An overview of plaque psoriasis, including diagnosis, management and treatment options
Whilst there are several different types of psoriasis, plaque psoriasis is the most common form of the condition and accounts for 80-to-90 per cent of cases, which is why it is known as psoriasis vulgaris. People generally have one type of psoriasis at a time, however it is possible to have two different types together at the same time. One type may transition into another type, and can worsen in severity.
According to the HSE, the symptoms include dry, red lesions (plaques) that are covered in silver scales. While they can appear anywhere on the body, the most common sites of inflammation are usually the knees, elbows, lower back or scalp. They cause itching and may be painful, or both, and when the disease is particularly severe, skin around the joints may also crack and bleed. The fact that plaque psoriasis can appear on the scalp can prove to be a diagnostic challenge, as scalp psoriasis is a separate condition unto itself.
Other types of psoriasis include nail psoriasis, guttate psoriasis, and inverse ( flexural) psoriasis (affects folds or creases in the skin). Less-common forms of the condition include pustular psoriasis, palmoplantar psoriasis, acropustulosis (causes pustules to appear on your fingers and toes), and erythrodermic psoriasis (affects almost all the skin on the body).
Most types of psoriasis go through cycles, which can sometimes last weeks or months. A typical presentation of plaque psoriasis is shown in Figure 1.
For most people, their skin cells grow, mature and drop off in flakes during a three-to- four week period. However, in psoriasis, skin cells grow faster than usual and this process takes only three-to-seven days. This means that cells that are still newly-developed build up quickly on the skin and this results in flaky, crusty patches and the resultant scaling.

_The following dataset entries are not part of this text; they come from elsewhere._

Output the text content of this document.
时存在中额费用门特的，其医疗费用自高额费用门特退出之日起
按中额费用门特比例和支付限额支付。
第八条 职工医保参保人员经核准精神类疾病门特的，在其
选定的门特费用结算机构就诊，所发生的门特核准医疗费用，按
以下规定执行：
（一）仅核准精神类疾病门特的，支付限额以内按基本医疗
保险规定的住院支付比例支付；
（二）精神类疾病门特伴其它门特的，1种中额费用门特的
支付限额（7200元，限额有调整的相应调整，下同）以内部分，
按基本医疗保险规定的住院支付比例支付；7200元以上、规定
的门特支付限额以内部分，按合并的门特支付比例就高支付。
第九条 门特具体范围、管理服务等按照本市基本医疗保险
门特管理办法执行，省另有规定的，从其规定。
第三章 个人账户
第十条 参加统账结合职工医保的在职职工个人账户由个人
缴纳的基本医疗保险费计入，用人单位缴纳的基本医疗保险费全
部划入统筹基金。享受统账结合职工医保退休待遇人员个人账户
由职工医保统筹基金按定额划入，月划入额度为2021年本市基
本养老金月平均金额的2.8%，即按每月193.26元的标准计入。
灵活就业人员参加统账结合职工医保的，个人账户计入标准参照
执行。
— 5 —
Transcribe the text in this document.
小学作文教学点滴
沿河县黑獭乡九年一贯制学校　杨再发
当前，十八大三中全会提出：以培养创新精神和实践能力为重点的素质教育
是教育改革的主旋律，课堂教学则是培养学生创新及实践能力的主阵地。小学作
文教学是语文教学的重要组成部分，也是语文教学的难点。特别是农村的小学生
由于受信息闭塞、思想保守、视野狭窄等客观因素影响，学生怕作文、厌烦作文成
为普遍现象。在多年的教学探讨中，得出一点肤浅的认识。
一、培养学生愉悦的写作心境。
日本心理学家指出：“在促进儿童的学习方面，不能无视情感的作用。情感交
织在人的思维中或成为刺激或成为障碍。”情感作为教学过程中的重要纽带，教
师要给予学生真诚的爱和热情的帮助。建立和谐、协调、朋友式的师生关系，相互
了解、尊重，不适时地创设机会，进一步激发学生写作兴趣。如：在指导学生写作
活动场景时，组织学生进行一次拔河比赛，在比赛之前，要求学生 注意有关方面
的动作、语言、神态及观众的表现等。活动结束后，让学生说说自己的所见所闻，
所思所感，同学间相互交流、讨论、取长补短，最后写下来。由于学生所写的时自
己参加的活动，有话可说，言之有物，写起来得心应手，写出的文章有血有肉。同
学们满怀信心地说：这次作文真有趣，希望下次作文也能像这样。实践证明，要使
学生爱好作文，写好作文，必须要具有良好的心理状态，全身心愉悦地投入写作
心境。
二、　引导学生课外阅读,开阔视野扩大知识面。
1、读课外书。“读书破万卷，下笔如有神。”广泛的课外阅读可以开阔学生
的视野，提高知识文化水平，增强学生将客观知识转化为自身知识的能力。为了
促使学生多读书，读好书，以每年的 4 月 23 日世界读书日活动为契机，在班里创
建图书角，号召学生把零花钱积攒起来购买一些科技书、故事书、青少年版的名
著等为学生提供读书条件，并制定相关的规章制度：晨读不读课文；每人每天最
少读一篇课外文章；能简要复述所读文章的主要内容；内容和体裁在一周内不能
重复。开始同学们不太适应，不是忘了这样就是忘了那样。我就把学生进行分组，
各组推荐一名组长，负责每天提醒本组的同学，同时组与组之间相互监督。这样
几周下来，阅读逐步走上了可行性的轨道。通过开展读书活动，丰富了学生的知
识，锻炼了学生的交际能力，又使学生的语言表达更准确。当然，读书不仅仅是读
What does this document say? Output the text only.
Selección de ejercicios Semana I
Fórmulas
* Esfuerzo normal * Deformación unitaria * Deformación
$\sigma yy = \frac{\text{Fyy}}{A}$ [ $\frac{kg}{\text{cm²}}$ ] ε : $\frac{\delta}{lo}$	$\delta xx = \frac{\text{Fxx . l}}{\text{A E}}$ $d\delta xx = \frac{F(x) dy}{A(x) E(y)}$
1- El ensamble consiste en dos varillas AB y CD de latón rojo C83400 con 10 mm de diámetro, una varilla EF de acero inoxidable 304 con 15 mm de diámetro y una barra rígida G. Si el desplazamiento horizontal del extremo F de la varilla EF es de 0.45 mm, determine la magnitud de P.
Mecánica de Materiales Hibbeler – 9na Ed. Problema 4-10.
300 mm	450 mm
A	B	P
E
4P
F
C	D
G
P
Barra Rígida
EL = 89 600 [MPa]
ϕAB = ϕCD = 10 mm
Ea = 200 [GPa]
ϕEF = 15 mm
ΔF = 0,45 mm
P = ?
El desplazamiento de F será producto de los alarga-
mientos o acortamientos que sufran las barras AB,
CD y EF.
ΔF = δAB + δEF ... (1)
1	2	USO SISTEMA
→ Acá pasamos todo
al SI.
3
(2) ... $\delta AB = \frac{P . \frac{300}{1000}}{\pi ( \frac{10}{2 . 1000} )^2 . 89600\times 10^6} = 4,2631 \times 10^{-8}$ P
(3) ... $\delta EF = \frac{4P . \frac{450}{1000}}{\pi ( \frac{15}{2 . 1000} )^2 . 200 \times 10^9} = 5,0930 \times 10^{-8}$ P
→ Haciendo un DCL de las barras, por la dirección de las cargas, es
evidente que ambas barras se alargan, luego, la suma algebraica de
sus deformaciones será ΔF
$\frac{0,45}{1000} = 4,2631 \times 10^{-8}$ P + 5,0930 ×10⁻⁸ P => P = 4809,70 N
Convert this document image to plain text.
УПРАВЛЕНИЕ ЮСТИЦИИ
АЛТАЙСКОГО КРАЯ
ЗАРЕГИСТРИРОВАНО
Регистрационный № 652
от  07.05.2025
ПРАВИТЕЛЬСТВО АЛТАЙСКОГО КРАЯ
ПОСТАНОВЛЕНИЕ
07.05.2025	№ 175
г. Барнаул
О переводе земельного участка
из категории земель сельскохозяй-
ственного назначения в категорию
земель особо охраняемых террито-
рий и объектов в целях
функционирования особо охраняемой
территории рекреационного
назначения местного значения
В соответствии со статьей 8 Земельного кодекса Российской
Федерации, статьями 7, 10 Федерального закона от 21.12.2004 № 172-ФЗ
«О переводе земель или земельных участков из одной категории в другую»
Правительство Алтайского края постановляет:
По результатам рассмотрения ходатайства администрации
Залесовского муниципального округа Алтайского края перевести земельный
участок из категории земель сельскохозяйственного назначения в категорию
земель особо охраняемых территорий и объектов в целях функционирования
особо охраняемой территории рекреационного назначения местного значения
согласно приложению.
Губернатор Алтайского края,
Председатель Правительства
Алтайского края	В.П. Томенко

There is some research to suggest that the root cause may be a problem with a person’s immune system and the T-cells used to fight- off invading germs and infections. However, in plaque psoriasis, these T-cells may be attacking healthy skin cells because of some dysregulation in the immune system. Family history is also considered to be a risk factor — it does not always follow that a person will get psoriasis if a relative has it, but it does make it more likely. Patients should also be reassured that psoriasis is not contagious.
According to the HSE, other factors that can trigger psoriasis include:
- Hormonal changes (predominantly for women, for instance during puberty and menopause).
- Smoking.
- High levels of stress.
- Drinking too much alcohol.
- Throat infections (can make a person prone to guttate psoriasis).
- A skin injury, for example a cut, scrape, insect bite or sunburn (sometimes referred to as the ‘Koebner phenomenon’).
- Certain medications, such as anti- inflammatories, ACE inhibitors, lithium and some antimalarial medicines.
- Other immune disorders, such as HIV. In addition, sudden exposure to cold weather can sometimes trigger a flare-up. It is generally thought that psoriasis improves in warmer climates and gets worse in colder ones.
For people living with psoriasis, the Irish Skin Foundation recommends the following preventive measures to avoid a flare-up. - Do not scrub the skin or take a bath or shower in hot water – use warm water only. Pat dry your skin dry after cleansing rather than rubbing.
- Keep the skin well moisturised. Applying a moisturiser immediately after a shower or bath will help lock-in moisture. Emollients and soap substitutes form an integral part of treatment.
- Keep nails trimmed.
- If facial psoriasis is a problem, consider skipping a day between shaves, change the razor blade often or use an electric razor. uWear cotton next to your skin, as it is much less likely to irritate the skin compared with other fabrics.
- Sun protection. As stated above, psoriasis can benefit from sunlight, however sunburn can cause psoriasis flares.
Treatment for plaque psoriasis is aimed at stopping skin cells from growing too quickly and removing the scales. Topical therapies include ointments and creams, oral or subcutaneous medications, and sometimes light therapy (phototherapy). The treatment path depends upon the severity of the condition and how responsive it has been to previous treatments. However, even when successful treatment has been initiated, sometimes the psoriasis will return.
For mild-to-moderate psoriasis, the most commonly-prescribed treatment is topical corticosteroids. These are available in a variety of forms, such as creams, oils, ointments, gels, lotions, sprays, foams and shampoos. Topical corticosteroids vary in strength and this will be dictated by the severity of the disease.
Synthetic forms of vitamin D are sometimes used in an effort to slow skin cell growth. Retinoids, calcineurin inhibitors, salicylic acid shampoos and solutions, coal tar and anthralin are also sometimes used, depending on the nature of the psoriasis.
Whilst plaque psoriasis is a troubling condition that impacts quality of life, when used correctly and with self-care to avoid triggers, there are more options available to sufferers than at any time in the past.